The Niti Aayog has recommended, in the draft of a new energy policy, that the seven units of state-controlled Coal India Ltd be split into independent companies to make them more competitive, Reuters reported on Wednesday.
“We must corporatise the seven subsidiaries of CIL into independent companies and allow them to compete against one another in an open coal market,” said the Draft Energy Policy report, according to Business Standard.
The government think tank has proposed that fresh coal production in India should come from private sector mines. It also called for reforms in allocating coal blocks to independent companies specialising in coal mining. The splitting up of Coal India and change in the system of allocating coal blocks will reduce prices, the Niti Aayog said, and make India a net exporter of coal.
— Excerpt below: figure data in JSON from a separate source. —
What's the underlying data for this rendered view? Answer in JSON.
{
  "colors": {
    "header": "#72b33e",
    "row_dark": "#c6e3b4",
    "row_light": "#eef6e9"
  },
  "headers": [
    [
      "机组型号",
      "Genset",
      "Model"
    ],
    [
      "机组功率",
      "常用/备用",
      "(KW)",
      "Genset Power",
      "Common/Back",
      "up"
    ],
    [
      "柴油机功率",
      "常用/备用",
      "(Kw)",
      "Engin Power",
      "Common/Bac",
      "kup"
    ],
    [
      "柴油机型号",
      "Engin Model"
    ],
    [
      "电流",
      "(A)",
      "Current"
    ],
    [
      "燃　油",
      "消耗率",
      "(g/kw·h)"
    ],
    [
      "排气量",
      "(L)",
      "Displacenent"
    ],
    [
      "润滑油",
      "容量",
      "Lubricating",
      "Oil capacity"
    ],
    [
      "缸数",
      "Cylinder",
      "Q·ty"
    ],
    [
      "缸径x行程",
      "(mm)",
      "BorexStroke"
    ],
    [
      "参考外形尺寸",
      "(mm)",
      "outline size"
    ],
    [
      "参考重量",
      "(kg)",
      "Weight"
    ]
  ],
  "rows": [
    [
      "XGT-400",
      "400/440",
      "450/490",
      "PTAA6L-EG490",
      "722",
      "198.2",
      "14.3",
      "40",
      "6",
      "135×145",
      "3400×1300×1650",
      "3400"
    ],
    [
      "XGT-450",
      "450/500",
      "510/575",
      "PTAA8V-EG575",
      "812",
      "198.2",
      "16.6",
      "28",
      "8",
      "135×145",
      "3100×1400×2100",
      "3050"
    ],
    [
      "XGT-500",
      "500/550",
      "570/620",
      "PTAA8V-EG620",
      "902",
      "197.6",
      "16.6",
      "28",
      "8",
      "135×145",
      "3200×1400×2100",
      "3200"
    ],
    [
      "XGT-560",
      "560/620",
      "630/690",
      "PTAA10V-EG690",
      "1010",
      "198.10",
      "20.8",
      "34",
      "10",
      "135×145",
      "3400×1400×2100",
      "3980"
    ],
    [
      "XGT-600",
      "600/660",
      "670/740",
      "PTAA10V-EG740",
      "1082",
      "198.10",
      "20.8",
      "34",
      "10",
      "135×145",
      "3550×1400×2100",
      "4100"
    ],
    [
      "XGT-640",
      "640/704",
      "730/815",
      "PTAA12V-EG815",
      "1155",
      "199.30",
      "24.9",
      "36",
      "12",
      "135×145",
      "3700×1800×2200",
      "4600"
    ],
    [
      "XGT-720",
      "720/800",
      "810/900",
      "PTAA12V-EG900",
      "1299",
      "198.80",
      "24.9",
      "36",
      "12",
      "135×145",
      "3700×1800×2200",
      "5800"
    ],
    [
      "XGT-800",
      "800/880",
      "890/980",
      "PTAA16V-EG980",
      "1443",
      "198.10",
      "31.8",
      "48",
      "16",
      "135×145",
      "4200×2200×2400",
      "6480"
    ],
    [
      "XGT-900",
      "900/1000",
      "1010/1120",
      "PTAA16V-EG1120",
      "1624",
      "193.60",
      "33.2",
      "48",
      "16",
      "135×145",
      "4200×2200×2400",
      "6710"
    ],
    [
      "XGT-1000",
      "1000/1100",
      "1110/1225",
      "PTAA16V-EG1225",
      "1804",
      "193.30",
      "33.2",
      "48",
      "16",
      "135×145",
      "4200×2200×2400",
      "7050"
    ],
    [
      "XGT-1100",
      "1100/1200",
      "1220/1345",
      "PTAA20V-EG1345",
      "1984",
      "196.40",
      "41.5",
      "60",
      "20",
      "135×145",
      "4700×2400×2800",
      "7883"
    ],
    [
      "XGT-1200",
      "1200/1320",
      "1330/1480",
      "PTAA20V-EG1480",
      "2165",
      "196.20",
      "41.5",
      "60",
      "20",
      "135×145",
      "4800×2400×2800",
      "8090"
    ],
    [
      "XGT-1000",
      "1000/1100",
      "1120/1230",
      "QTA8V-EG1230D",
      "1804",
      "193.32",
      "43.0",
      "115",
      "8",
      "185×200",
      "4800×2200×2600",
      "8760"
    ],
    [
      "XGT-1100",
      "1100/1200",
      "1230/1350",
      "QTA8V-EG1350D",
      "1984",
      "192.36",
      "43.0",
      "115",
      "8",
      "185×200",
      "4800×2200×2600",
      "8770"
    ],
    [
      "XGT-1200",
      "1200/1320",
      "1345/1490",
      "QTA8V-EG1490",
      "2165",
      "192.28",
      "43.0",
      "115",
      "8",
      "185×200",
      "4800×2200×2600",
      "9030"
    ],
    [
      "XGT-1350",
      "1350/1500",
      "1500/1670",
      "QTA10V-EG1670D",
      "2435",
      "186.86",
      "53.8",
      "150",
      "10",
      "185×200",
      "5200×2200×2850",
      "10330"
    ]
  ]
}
Coal India officials were not available for comment on Niti Aayog’s proposal. However, Baij Nath Rai, president of Bharatiya Mazdoor Sangh [the labour wing of the Rashtriya Swayamsevak Sangh] said that the union was opposed to the proposals.
The proposal to split up Coal India was made earlier in 2014, but the government backed down because of union protests.
Niti Aayog has also recommended the separation of the ownership of the power distribution companies from the respective state governments. “It needs to be ensured that that electricity distribution is subject to commercial pressure. This can be achieved by separating the distribution of electricity from ownership of the distribution grid,” said the report. This, it said, would give the consumer freedom to choose their electricity distributor as a result of market competition between distributors.
But the India Energy Security Scenario, an in-house tool of the Draft Energy Policy, has predicted that renewable technologies, storage solutions, smart grids and knowledgeable consumers will dominate the Indian market in future.